The research topic that Chapter 3 focuses on is identifying component degradation signals from mixed sensor signals in order to predict component-level residual lives. Specifically, we are interested in modeling the degradation of systems that consist of two or more identical components operating under similar conditions. The key challenge here is that a defect in any of the components will excite the same defective frequency, which prevents an effective separation of the degradation signals of defective and non-defective components. To the best of our knowledge, no existing methodologies have investigated this research topic. In Chapter 3, we propose a two-stage vibration-based prognostic methodology for modeling the degradation processes of components with identical defective frequencies. The first stage incorporates the independent component analysis (ICA) to identify component vibration signals and reverse their original amplitude. The second stage consists of an adaptive prognostics method to predict component residual lives. In the simulated case study, we investigate the performance of the signal separation stage and that of the final residual-life prediction under different conditions. The simulation results show reasonable robustness of the methodology.

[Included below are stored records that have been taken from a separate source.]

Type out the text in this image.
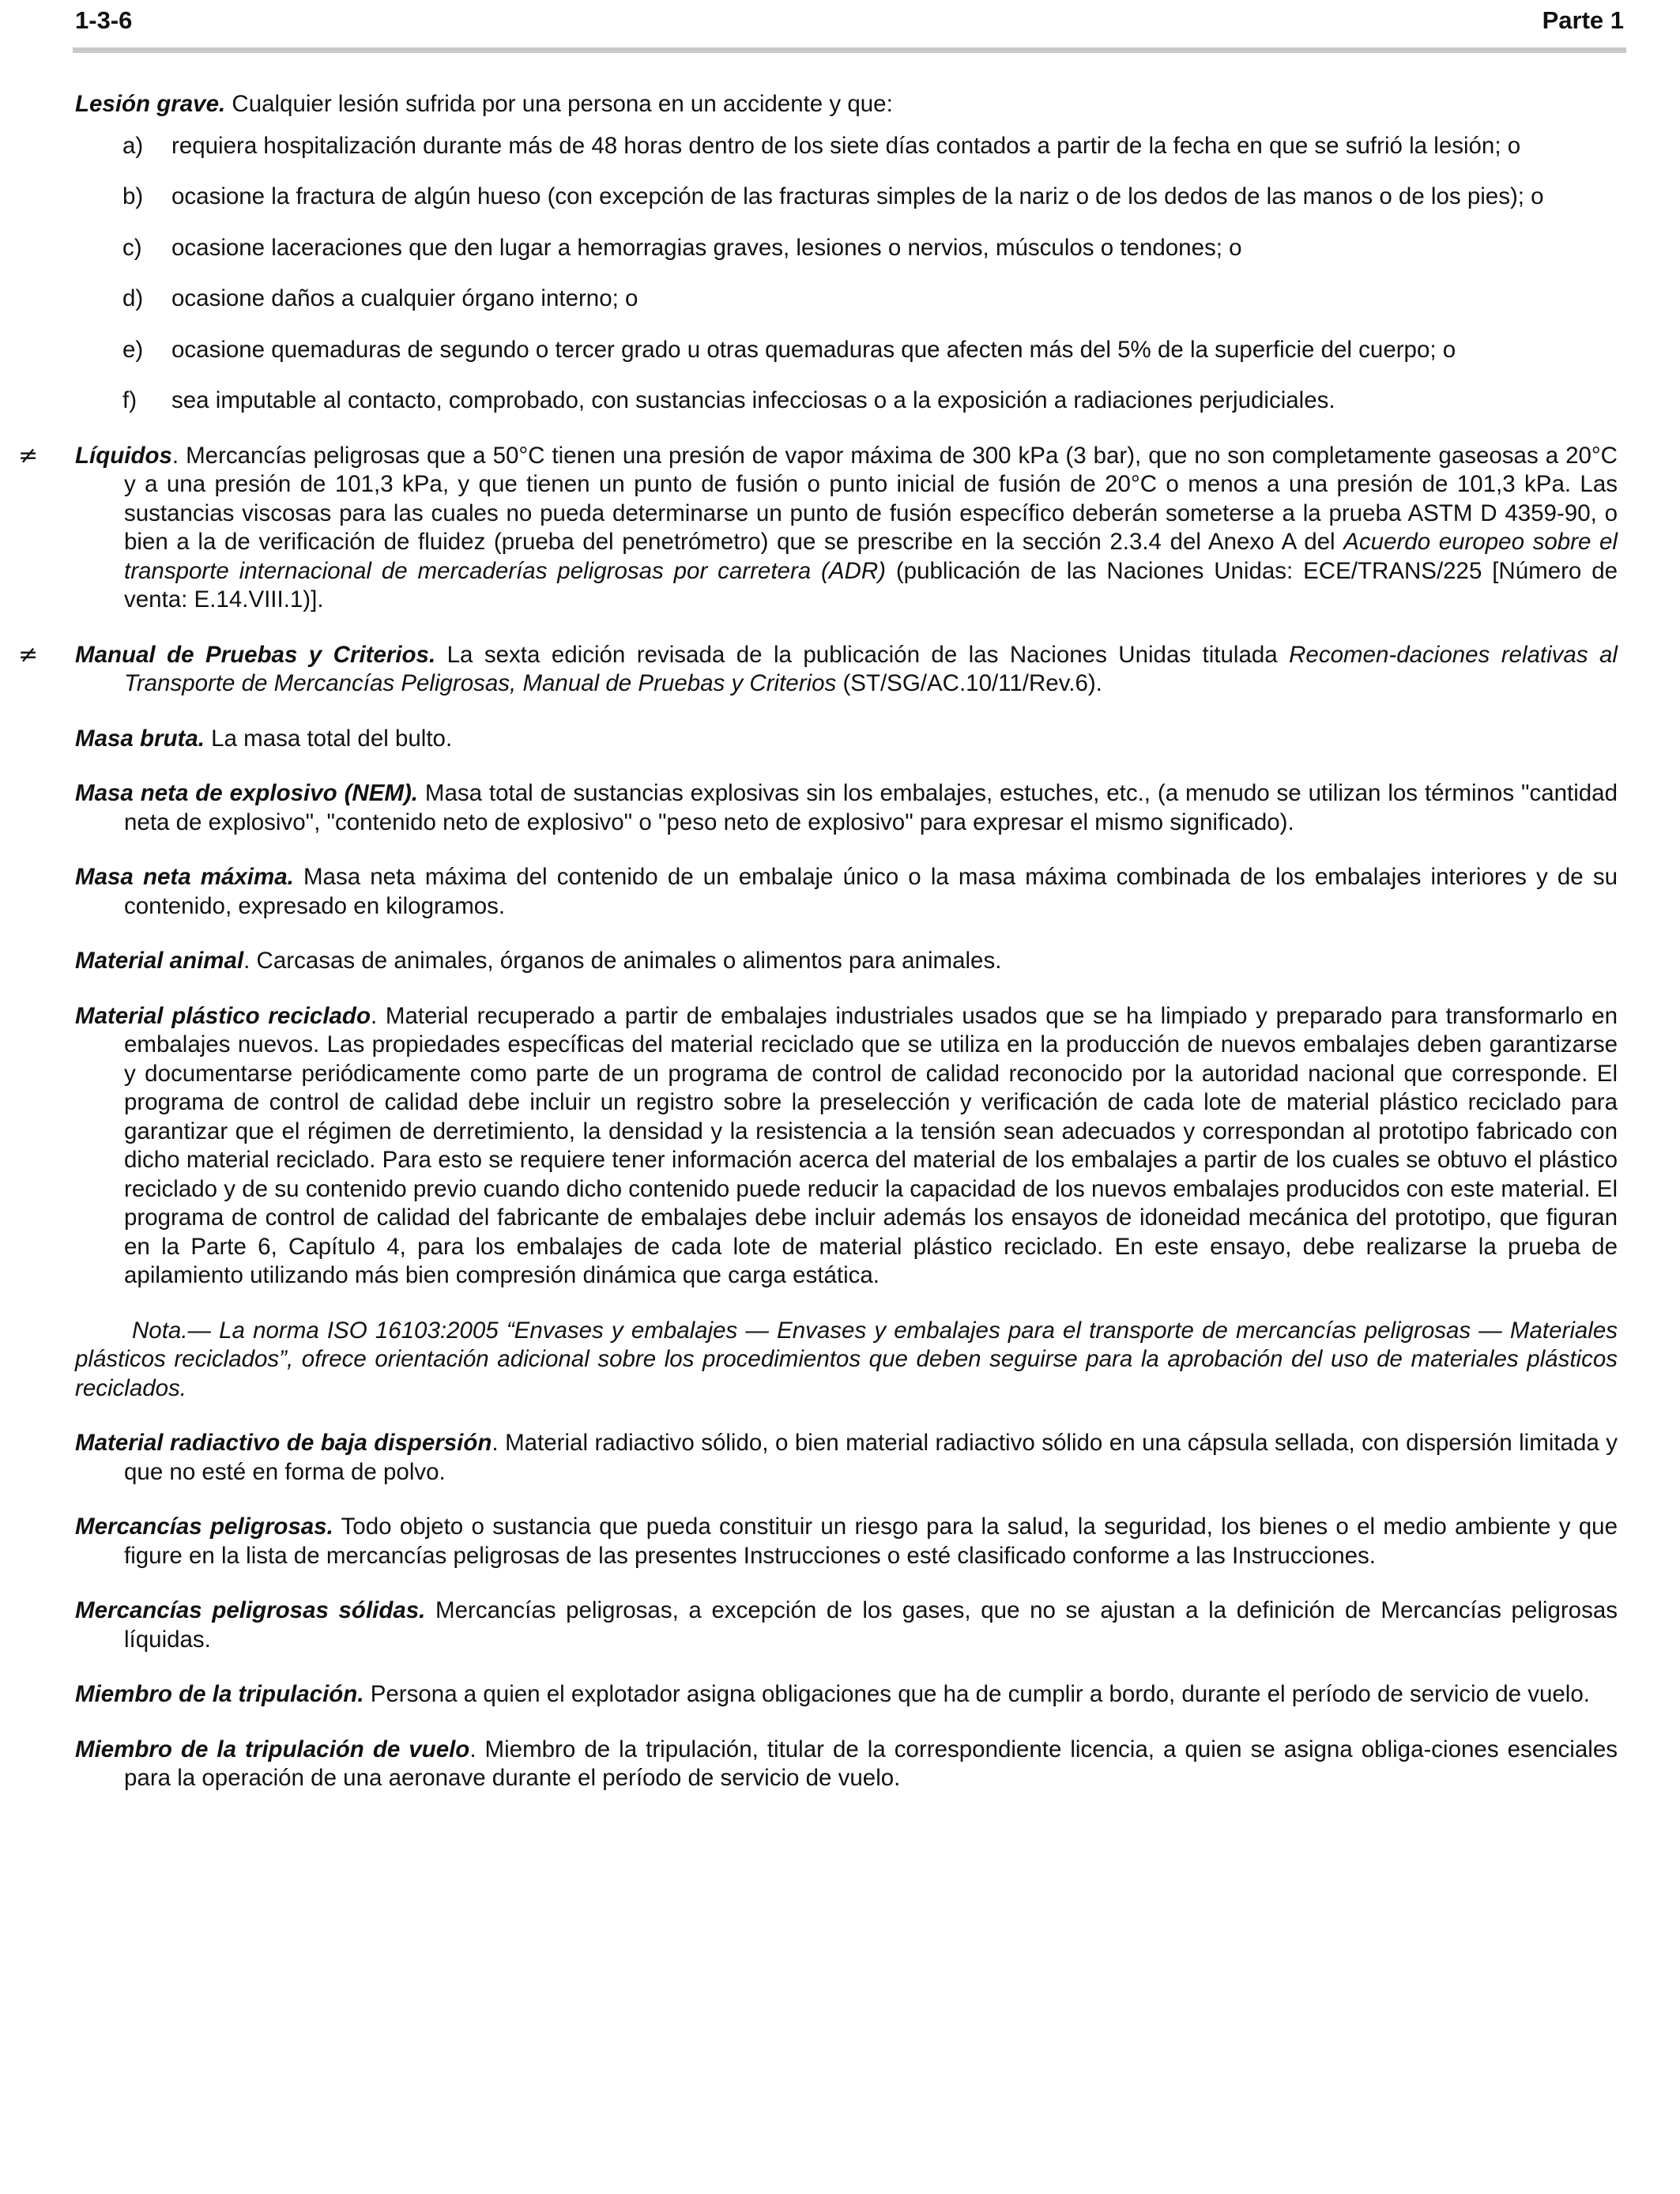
1-3-6	Parte 1
Lesión grave. Cualquier lesión sufrida por una persona en un accidente y que:
a) requiera hospitalización durante más de 48 horas dentro de los siete días contados a partir de la fecha en que se sufrió la lesión; o
b) ocasione la fractura de algún hueso (con excepción de las fracturas simples de la nariz o de los dedos de las manos o de los pies); o
c) ocasione laceraciones que den lugar a hemorragias graves, lesiones o nervios, músculos o tendones; o
d) ocasione daños a cualquier órgano interno; o
e) ocasione quemaduras de segundo o tercer grado u otras quemaduras que afecten más del 5% de la superficie del cuerpo; o
f) sea imputable al contacto, comprobado, con sustancias infecciosas o a la exposición a radiaciones perjudiciales.
≠ Líquidos. Mercancías peligrosas que a 50°C tienen una presión de vapor máxima de 300 kPa (3 bar), que no son completamente gaseosas a 20°C y a una presión de 101,3 kPa, y que tienen un punto de fusión o punto inicial de fusión de 20°C o menos a una presión de 101,3 kPa. Las sustancias viscosas para las cuales no pueda determinarse un punto de fusión específico deberán someterse a la prueba ASTM D 4359-90, o bien a la de verificación de fluidez (prueba del penetrómetro) que se prescribe en la sección 2.3.4 del Anexo A del Acuerdo europeo sobre el transporte internacional de mercaderías peligrosas por carretera (ADR) (publicación de las Naciones Unidas: ECE/TRANS/225 [Número de venta: E.14.VIII.1)].
≠ Manual de Pruebas y Criterios. La sexta edición revisada de la publicación de las Naciones Unidas titulada Recomen-daciones relativas al Transporte de Mercancías Peligrosas, Manual de Pruebas y Criterios (ST/SG/AC.10/11/Rev.6).
Masa bruta. La masa total del bulto.
Masa neta de explosivo (NEM). Masa total de sustancias explosivas sin los embalajes, estuches, etc., (a menudo se utilizan los términos "cantidad neta de explosivo", "contenido neto de explosivo" o "peso neto de explosivo" para expresar el mismo significado).
Masa neta máxima. Masa neta máxima del contenido de un embalaje único o la masa máxima combinada de los embalajes interiores y de su contenido, expresado en kilogramos.
Material animal. Carcasas de animales, órganos de animales o alimentos para animales.
Material plástico reciclado. Material recuperado a partir de embalajes industriales usados que se ha limpiado y preparado para transformarlo en embalajes nuevos. Las propiedades específicas del material reciclado que se utiliza en la producción de nuevos embalajes deben garantizarse y documentarse periódicamente como parte de un programa de control de calidad reconocido por la autoridad nacional que corresponde. El programa de control de calidad debe incluir un registro sobre la preselección y verificación de cada lote de material plástico reciclado para garantizar que el régimen de derretimiento, la densidad y la resistencia a la tensión sean adecuados y correspondan al prototipo fabricado con dicho material reciclado. Para esto se requiere tener información acerca del material de los embalajes a partir de los cuales se obtuvo el plástico reciclado y de su contenido previo cuando dicho contenido puede reducir la capacidad de los nuevos embalajes producidos con este material. El programa de control de calidad del fabricante de embalajes debe incluir además los ensayos de idoneidad mecánica del prototipo, que figuran en la Parte 6, Capítulo 4, para los embalajes de cada lote de material plástico reciclado. En este ensayo, debe realizarse la prueba de apilamiento utilizando más bien compresión dinámica que carga estática.
Nota.— La norma ISO 16103:2005 “Envases y embalajes — Envases y embalajes para el transporte de mercancías peligrosas — Materiales plásticos reciclados”, ofrece orientación adicional sobre los procedimientos que deben seguirse para la aprobación del uso de materiales plásticos reciclados.
Material radiactivo de baja dispersión. Material radiactivo sólido, o bien material radiactivo sólido en una cápsula sellada, con dispersión limitada y que no esté en forma de polvo.
Mercancías peligrosas. Todo objeto o sustancia que pueda constituir un riesgo para la salud, la seguridad, los bienes o el medio ambiente y que figure en la lista de mercancías peligrosas de las presentes Instrucciones o esté clasificado conforme a las Instrucciones.
Mercancías peligrosas sólidas. Mercancías peligrosas, a excepción de los gases, que no se ajustan a la definición de Mercancías peligrosas líquidas.
Miembro de la tripulación. Persona a quien el explotador asigna obligaciones que ha de cumplir a bordo, durante el período de servicio de vuelo.
Miembro de la tripulación de vuelo. Miembro de la tripulación, titular de la correspondiente licencia, a quien se asigna obliga-ciones esenciales para la operación de una aeronave durante el período de servicio de vuelo.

In Chapter 4, we focus on characterizing the interactive relationship between product quality degradation and tool wear in multistage manufacturing processes (MMPs), in which machine tools are considered as components and the product quality measurements are considered as condition monitoring information. Due to the sequential structure of MMPs, the degradation status of a tool affects the product quality current stage, which, on the other hand, may affect the degradation of tools at subsequent stages. To the best of our knowledge, although existing literature has modeled the impact of product quality on the tooling catastrophic failure, no published work has targeted on the impact of product quality on the actual process of tool wear. To address this research topic, we propose an high-dimensional stochastic differential equation model to capture the interaction relationship between the process of tool wear and product quality. We then leverage real-time quality measurements to on-line predict the residual life of the MMP as a system. In the simulation study, we conclude that our methodology consistently performs better than a benchmark methodology that does not consider the impact of product quality on the process of tool wear or utilize real-time quality measurements.
Chapter 5 explores a new research direction, which is the dynamic control of component-level degradation in the parallel multi-component system, in which each component operates simultaneously to achieve an engineering objective. This parallel configuration is usually designed with some level of redundancy, which means when a small portion of components fails to operate, the remaining components can still achieve the engineering objective by increasing their workloads up to the designed capacities. Consequently, if the component degradation can be controlled, we can achieve better utilization of the redundancy to ensure consistent system performance. To do this, Chapter 5 assumes that the degradation rate of a component is directly related to its workload and develops a strategy of dynamic workload adjustment in order to on-line control the degradation processes of individual components, and thus to control their failure times. The criterion of selecting the optimal workloads is to prevent the overlap of component failures. We conduct a simulated case study to evaluate the performance of our proposed methodology under different conditions.